Ah! One of the simple organisms mutates! The very first cell towards an eventual eyeball. Another mutates! And the first step towards a heart begins.
And yet, we know that neither of the above mutations is in any way helpful to the organism; the extra “eyeball” cell doesn’t help the cell to “see”, the extra “heart” cell doesn’t provide for better circulation - because there isn’t any circulation.
Take every system in our body; without a functioning system to begin with, mutations have nothing to aid.
Am I missing something? Please explain to me how ‘mutations + time’ give us a new bodily system/function.
You posted that here before, and several of us either answered a bunch of the questions or showed why the questions themselves were nonsense. To refresh your memory, and for the amusement of anyone else interested:
http://www.freerepublic.com/focus/f-chat/3063687/posts
Having a cell that senses the direction from which light is coming would certainly give the organism an advantage. It’s basically simple, mutations which benefit survival are are retained. Take a fish that has leg like fins and a proto lung can get away from predators limited to the water.
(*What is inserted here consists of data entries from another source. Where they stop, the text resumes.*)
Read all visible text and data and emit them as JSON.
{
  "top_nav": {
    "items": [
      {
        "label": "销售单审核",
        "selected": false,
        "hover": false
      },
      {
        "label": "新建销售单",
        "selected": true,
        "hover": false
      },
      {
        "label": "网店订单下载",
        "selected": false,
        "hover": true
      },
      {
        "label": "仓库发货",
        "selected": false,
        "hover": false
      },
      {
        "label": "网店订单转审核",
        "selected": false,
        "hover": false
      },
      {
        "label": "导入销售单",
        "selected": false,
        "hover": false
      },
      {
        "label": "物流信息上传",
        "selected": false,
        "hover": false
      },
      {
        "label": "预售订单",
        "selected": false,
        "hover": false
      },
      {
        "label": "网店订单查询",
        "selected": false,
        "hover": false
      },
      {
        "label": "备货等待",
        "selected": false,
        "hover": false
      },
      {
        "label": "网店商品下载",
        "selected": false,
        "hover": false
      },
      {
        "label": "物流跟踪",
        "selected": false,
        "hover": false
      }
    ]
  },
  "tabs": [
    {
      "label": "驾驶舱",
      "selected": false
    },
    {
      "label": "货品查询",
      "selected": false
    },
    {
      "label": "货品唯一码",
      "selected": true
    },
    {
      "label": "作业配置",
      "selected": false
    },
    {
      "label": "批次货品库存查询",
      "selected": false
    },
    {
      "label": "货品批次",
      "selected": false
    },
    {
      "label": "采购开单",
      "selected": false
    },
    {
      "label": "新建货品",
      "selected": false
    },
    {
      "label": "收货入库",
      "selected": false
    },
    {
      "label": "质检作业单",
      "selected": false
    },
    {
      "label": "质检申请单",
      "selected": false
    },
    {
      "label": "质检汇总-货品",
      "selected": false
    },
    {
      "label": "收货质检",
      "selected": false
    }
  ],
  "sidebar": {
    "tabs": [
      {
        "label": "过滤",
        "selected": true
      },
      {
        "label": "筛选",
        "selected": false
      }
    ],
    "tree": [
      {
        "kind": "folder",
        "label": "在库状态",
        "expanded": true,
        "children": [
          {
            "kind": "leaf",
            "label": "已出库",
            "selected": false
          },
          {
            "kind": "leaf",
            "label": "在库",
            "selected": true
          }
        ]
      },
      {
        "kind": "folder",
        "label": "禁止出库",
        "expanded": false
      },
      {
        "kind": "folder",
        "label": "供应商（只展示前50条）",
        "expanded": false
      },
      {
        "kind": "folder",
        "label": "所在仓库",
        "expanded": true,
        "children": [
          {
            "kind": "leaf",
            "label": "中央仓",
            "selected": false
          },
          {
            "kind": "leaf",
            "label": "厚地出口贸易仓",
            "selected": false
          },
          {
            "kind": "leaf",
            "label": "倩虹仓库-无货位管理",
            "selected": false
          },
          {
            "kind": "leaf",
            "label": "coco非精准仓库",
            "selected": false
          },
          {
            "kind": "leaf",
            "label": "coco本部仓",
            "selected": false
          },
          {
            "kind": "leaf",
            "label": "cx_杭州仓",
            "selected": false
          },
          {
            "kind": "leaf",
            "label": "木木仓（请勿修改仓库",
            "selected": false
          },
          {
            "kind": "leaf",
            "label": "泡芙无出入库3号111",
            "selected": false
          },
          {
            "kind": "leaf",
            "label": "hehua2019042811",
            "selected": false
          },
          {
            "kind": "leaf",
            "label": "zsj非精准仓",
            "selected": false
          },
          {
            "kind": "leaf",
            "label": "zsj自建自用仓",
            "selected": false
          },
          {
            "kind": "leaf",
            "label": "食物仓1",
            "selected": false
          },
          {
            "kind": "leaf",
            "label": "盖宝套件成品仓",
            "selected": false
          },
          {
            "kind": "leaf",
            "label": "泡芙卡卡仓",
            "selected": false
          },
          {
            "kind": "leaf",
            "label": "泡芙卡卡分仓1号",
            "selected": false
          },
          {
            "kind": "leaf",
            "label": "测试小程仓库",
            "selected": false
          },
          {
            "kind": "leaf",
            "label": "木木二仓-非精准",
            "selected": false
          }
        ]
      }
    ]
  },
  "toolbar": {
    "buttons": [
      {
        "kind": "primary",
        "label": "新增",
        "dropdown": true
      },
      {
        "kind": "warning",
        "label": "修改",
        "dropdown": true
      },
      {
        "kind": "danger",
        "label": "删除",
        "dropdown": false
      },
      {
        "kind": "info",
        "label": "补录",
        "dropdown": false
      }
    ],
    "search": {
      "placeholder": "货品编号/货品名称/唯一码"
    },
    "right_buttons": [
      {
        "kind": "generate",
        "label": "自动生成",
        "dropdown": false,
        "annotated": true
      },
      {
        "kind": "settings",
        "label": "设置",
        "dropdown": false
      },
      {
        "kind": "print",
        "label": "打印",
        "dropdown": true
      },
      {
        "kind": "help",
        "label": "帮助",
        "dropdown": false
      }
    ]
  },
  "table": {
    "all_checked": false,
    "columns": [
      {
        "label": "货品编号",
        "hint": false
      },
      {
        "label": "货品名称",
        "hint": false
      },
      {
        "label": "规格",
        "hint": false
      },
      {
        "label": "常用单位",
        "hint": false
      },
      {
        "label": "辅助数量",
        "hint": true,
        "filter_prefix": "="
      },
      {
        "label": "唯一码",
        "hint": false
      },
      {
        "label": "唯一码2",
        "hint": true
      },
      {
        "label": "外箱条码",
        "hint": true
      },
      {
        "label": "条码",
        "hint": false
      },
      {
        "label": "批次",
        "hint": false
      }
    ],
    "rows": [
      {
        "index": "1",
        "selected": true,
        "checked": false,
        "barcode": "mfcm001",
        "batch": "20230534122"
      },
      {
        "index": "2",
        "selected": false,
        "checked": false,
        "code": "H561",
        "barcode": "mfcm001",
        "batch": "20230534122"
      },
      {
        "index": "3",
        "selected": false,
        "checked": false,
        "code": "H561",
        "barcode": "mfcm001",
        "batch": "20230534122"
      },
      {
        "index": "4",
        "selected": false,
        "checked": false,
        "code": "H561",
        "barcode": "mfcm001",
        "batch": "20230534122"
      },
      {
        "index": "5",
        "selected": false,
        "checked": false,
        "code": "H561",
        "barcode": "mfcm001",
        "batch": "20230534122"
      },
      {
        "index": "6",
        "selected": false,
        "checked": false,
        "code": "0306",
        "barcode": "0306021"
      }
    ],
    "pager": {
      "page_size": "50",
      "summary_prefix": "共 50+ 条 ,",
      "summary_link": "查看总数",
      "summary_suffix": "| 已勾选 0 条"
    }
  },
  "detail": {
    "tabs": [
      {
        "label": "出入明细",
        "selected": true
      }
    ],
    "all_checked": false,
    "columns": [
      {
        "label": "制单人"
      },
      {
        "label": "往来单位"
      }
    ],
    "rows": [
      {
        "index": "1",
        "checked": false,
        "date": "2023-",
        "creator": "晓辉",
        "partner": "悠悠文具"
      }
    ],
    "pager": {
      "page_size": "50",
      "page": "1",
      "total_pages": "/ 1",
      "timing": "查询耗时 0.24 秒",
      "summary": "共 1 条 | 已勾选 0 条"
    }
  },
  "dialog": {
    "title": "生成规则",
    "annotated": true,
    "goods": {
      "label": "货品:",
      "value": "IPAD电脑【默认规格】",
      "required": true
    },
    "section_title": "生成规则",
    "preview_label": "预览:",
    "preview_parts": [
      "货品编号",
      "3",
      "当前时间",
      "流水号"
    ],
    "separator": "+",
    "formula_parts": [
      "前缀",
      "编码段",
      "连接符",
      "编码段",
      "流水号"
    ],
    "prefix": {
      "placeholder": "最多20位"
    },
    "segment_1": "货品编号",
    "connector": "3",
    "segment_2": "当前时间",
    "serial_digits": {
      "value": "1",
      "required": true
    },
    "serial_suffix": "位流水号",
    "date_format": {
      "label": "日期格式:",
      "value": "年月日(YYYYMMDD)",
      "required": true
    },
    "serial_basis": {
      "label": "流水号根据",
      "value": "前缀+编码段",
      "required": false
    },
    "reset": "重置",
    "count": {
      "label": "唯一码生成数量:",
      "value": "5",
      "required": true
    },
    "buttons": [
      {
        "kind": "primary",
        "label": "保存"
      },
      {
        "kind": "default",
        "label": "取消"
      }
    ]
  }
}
"simple mutations which benefit survival" would have to start out as a single microscopic mutation of a cell. Then, continue mutating in a fashion that would eventually be a benefit - a "happy accident".
It seems to me that a mutation within a given species which initially serves no purpose - would disappear.
Are suggesting that "happy accidents" are the primary driver of most of evolutionary gains?
No but a bottom dwelling swamp fish might get fins that, over a long time, increasingly help it to maneuver on the bottom by becoming more leg like. In fact, that’s what the fossil record shows. Further, the organism might find that going further toward the land is helpful in avoiding predators and over time you get amphibians. I’m oversimplifying but that’s what fossils show happened. With very few land animals, laying eggs on shore would have been an advantage in survival. Of course this happened over a long time. Some came in rather quick spurts but most over millions of years. Having a new land environment and plenty of oxygen brought quick proliferation of species.